Ночкой в дементном отделении дома пре100релых вообще начинается шабаш: кто-то визжит-надрывается, кто-то бродит по чужим палатам, «чужака» лупят, кто-то пропадает… А если на огромное отделение одна дежурная сестра по уходу и всё?..
Что касается агрессивного поведения, здесь есть интересные наблюдения. Мое чадо (назовем ее Х), не один год протрудившееся в английском доме пре100релых, отметила, что пациенты лупили весь персонал, кроме одной медсестры. В их что-то было провоцирующее агрессию. Какая-то беззащитная мягкость, которую боль (физическое или эмоциональное страдание, мучительное или неприятное ощущение)ные просекали на счет «раз!» Та единственная медсестра, которую никто из боль (физическое или эмоциональное страдание, мучительное или неприятное ощущение)ных никогда не посмел ударить, не только отличалась внутренней собранностью, да и умела как-то так с ними говорить, что они ее слушались. Возможно, секрет ее успеха крылся в тоне, которым она с ними разговаривала: чуток высоким, гулким гласком, и строя фразу, как с 2-3летними детками: «А вот сейчас Джонни будет ку-у-шать!..» Внутренне абсосвирепно закрытая и непрошибаемая, эта пожилая женщина игриво разговаривала с ними ласковым и в то же время безапелляционным тоном, и они ей подчинялись, как загипнотизированные. Видимо, она в их пробуждала какие-то ассоциации из глубокого детства, напоминая интонации матери, которую они в том возрасте беспрекословно слушались.
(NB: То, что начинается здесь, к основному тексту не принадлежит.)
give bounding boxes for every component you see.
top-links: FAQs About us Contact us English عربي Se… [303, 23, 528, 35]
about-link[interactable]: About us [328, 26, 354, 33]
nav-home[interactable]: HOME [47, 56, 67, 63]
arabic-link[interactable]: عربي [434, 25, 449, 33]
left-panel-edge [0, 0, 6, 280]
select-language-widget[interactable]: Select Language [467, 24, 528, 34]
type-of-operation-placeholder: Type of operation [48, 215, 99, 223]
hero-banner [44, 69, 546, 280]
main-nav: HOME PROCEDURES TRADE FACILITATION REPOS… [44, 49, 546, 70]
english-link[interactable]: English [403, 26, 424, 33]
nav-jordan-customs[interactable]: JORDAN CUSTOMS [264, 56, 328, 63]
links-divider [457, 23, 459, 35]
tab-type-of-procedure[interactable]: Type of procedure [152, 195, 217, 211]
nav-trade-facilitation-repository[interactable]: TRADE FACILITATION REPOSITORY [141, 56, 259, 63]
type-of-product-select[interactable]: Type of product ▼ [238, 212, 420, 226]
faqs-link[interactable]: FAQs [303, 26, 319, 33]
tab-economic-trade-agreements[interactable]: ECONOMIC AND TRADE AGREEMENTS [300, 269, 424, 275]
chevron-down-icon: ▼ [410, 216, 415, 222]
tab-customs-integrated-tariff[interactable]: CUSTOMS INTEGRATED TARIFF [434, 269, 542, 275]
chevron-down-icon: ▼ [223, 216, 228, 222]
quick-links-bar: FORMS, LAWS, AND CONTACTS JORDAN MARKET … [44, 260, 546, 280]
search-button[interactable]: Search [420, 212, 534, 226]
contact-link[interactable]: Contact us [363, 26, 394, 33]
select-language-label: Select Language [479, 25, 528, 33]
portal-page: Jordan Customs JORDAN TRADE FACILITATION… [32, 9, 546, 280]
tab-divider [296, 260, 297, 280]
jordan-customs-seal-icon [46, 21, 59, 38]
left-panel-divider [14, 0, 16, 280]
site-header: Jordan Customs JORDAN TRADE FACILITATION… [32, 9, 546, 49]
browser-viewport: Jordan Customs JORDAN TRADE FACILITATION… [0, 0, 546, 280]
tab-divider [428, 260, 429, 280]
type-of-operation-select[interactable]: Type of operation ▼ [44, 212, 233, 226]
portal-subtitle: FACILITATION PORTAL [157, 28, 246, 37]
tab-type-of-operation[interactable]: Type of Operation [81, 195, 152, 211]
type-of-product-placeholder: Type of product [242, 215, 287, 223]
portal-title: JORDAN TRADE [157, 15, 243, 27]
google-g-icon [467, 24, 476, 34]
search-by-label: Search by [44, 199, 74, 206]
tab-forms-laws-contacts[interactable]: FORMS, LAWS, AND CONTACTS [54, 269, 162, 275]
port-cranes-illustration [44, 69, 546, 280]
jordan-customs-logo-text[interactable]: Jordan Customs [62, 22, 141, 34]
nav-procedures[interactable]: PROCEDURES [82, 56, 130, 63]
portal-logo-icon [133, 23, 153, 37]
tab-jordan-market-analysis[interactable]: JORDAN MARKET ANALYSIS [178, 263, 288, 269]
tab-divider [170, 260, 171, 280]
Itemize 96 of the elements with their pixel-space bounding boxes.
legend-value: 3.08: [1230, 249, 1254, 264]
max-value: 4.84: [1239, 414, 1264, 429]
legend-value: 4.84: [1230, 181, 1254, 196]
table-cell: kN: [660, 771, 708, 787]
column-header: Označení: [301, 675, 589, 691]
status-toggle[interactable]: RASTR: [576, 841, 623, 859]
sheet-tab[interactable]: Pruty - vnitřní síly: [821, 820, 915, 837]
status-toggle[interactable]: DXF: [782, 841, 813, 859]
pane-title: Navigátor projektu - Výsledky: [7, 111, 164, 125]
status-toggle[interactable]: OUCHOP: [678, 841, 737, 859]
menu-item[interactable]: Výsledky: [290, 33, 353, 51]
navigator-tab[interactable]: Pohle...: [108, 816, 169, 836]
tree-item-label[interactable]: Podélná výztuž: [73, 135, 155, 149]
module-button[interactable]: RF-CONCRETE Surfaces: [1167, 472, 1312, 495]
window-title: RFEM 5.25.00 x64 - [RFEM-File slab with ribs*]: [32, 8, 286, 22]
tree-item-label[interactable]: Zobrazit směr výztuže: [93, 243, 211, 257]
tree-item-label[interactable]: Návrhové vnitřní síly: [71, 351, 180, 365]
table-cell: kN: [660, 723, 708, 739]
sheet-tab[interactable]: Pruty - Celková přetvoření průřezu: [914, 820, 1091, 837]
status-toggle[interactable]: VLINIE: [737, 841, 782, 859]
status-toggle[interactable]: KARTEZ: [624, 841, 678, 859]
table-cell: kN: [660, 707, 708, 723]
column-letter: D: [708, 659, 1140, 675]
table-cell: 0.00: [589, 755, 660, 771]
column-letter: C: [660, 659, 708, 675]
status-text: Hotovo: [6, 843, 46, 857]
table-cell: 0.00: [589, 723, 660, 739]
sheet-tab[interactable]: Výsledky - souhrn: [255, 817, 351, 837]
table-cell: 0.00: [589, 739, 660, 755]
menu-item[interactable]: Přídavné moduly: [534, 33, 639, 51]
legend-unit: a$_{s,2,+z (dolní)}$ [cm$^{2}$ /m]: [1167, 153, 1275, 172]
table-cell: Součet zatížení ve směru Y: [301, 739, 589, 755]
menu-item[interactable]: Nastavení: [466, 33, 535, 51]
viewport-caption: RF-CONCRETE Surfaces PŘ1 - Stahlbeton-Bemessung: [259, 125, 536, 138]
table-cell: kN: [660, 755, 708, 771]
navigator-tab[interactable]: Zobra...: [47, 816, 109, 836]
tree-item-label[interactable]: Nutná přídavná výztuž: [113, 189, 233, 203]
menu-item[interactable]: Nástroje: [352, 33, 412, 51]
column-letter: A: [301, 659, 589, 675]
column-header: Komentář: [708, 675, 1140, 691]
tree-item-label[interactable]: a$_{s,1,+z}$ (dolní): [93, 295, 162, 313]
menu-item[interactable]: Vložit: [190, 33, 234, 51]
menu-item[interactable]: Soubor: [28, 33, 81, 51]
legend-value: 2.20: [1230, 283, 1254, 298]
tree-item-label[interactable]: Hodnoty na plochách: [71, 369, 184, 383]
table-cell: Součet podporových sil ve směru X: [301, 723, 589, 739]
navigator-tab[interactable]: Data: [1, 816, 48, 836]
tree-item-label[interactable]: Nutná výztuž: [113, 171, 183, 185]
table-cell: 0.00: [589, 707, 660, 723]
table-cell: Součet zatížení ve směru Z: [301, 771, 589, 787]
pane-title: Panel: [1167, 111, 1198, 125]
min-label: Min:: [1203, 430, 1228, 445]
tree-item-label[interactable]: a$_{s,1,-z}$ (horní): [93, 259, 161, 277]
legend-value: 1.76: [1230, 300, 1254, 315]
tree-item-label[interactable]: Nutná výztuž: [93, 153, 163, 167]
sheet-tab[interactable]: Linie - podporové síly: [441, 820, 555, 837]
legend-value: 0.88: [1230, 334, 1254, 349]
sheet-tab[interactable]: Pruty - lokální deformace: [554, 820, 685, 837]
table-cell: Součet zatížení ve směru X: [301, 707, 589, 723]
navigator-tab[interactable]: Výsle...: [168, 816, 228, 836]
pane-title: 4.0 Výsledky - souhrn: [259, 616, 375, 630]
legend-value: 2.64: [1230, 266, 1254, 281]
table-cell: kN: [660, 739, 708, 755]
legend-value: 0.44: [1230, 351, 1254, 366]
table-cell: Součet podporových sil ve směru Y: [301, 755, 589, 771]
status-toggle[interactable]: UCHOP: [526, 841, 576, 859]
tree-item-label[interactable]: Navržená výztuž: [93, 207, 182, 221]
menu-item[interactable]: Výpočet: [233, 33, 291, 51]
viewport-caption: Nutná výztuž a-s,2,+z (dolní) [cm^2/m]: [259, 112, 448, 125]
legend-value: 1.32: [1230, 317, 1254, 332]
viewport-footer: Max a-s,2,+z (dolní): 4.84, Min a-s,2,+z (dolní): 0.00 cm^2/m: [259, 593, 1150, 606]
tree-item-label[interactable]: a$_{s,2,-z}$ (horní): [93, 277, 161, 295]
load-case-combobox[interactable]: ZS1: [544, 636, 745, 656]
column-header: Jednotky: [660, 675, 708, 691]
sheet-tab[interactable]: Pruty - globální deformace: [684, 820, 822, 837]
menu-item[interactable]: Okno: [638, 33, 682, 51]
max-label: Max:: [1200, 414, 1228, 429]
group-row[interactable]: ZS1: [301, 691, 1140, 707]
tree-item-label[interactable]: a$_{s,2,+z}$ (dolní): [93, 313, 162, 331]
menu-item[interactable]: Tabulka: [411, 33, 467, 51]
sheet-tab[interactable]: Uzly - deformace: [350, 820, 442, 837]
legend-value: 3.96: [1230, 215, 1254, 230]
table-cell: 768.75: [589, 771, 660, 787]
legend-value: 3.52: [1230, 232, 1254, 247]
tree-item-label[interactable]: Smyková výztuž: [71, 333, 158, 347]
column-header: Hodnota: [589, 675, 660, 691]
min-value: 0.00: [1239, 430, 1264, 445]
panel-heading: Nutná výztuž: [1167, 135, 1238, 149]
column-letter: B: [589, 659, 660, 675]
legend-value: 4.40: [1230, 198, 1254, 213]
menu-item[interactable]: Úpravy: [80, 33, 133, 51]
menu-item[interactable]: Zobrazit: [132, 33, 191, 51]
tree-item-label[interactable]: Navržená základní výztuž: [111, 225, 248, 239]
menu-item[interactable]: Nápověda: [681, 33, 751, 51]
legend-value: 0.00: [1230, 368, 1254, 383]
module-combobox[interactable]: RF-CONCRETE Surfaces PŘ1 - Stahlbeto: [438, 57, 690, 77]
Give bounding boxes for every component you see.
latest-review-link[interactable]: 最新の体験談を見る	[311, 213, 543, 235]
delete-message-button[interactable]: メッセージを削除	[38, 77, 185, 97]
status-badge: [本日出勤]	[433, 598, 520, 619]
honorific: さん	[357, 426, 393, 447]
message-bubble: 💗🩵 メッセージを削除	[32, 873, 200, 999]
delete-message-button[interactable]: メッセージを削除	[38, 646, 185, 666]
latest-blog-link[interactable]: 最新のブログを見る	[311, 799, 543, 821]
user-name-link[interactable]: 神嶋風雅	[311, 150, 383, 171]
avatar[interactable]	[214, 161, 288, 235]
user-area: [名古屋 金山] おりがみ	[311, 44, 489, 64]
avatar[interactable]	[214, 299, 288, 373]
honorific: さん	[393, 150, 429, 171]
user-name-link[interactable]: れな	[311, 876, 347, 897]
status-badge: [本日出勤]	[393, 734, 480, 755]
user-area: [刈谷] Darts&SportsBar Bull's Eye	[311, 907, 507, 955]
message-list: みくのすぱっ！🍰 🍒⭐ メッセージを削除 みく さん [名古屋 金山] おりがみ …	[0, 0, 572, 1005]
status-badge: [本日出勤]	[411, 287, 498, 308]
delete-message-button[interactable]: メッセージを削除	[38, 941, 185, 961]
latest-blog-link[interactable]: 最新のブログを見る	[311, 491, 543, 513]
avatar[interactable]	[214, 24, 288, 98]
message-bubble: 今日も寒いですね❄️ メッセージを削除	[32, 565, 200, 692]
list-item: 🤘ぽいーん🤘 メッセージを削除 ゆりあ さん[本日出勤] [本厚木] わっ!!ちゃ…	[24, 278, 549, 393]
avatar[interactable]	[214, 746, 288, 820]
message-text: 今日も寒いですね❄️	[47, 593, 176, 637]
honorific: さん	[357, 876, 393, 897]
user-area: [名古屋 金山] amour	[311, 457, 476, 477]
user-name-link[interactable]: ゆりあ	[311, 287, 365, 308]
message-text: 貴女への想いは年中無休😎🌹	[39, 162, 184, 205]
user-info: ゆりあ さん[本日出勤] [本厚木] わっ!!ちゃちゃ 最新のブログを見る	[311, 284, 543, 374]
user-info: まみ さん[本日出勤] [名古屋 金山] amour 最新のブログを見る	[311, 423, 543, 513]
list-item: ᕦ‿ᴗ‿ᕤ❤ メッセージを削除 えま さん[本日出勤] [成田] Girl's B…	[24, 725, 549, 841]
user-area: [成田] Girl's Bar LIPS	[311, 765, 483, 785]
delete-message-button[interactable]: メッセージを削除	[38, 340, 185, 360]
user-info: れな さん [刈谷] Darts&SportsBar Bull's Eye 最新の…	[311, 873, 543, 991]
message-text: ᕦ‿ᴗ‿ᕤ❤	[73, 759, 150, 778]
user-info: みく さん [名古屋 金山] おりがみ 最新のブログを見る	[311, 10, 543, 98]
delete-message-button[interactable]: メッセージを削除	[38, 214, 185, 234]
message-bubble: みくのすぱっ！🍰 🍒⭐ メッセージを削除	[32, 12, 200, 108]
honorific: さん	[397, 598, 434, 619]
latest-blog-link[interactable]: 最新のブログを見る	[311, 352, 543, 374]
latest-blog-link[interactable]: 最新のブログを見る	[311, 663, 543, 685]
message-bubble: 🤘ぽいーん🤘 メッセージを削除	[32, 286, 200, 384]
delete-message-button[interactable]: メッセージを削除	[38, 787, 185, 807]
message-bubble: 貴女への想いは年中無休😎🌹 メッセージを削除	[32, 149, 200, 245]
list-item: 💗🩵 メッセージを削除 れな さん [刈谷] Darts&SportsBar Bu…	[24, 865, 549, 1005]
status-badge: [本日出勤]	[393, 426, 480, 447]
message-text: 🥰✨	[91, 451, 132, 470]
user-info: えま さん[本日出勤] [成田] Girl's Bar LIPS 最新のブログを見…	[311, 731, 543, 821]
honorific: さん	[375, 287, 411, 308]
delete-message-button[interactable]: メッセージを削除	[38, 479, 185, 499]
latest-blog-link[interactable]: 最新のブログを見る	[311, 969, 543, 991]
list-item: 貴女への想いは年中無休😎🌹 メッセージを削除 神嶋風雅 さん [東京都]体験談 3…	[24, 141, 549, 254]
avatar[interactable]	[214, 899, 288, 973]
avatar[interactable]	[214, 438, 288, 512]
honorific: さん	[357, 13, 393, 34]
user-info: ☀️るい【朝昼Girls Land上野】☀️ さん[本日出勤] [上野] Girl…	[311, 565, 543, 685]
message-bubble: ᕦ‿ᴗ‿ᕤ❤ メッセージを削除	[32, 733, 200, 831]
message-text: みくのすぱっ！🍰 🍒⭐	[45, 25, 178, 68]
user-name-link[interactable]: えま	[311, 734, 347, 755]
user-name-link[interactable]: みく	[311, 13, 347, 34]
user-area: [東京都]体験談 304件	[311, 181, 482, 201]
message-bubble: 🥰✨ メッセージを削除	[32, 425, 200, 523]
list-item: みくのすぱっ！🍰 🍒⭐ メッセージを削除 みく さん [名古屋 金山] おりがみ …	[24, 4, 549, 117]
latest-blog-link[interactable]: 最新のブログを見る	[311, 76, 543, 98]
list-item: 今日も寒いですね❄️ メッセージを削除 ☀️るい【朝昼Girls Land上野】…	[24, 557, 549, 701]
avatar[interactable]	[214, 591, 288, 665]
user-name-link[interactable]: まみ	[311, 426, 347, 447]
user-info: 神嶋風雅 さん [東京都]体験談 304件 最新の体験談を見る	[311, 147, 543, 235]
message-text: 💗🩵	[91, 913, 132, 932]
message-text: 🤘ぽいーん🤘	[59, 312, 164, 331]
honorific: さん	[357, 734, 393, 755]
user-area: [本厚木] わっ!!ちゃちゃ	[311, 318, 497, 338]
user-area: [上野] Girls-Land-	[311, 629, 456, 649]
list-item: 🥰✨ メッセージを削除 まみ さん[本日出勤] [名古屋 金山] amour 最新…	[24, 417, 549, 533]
Всегда предпочтительней спокойный тон, мирный глас. Даже, когда провоцируют. Повышение нагоса иногда допустимо, но очень аккуратда и при крайней необходимости.
Например, одна моя знакомая (назовем ее N), работавшая подолгу посиживалкой в разных домах Германии даже не представляет, вроде бы у нее получалось справляться с дементными боль (физическое или эмоциональное страдание, мучительное или неприятное ощущение)ными, если б не боль (физическое или эмоциональное страдание, мучительное или неприятное ощущение)шой педагогический стаж. За время работы в школе, она выработала так называемый «резосвирепный глас»: тот спокойно-безапелляционный тон, которым учеников извещают о теме урока, его форме и условиях задания, при всем этом учениками на подсознательном уровне считывается: . Педагог 100вит учеников перед фактом, что вот сейчас они будут созодать то-то и то-то. Аналогичда и со 100ричками: «сейчас мы будем мыться», либо «сейчас мы будем переодеваться». Если нянечке вроде бы не приходит в нагову другое развитие событий, то и пациент, скорее всего, примет ситуацию как данность.
Либо другой пример ее «спокойной и твердой резосвирепности», когда другая пациентка начинала безоразничать: «Ты себя плохо ведешь. Я сейчас пойду и расскажу твоим маме и отцу». И та 100новилась шелковой. Ведь папа и мать скоро вернутся с работы. Поймите правильно: многие из дементных боль (физическое или эмоциональное страдание, мучительное или неприятное ощущение)ных уже не тут. Они – там, в своем детстве. Где их матери и папы не про100 живые, а к тому же молоды.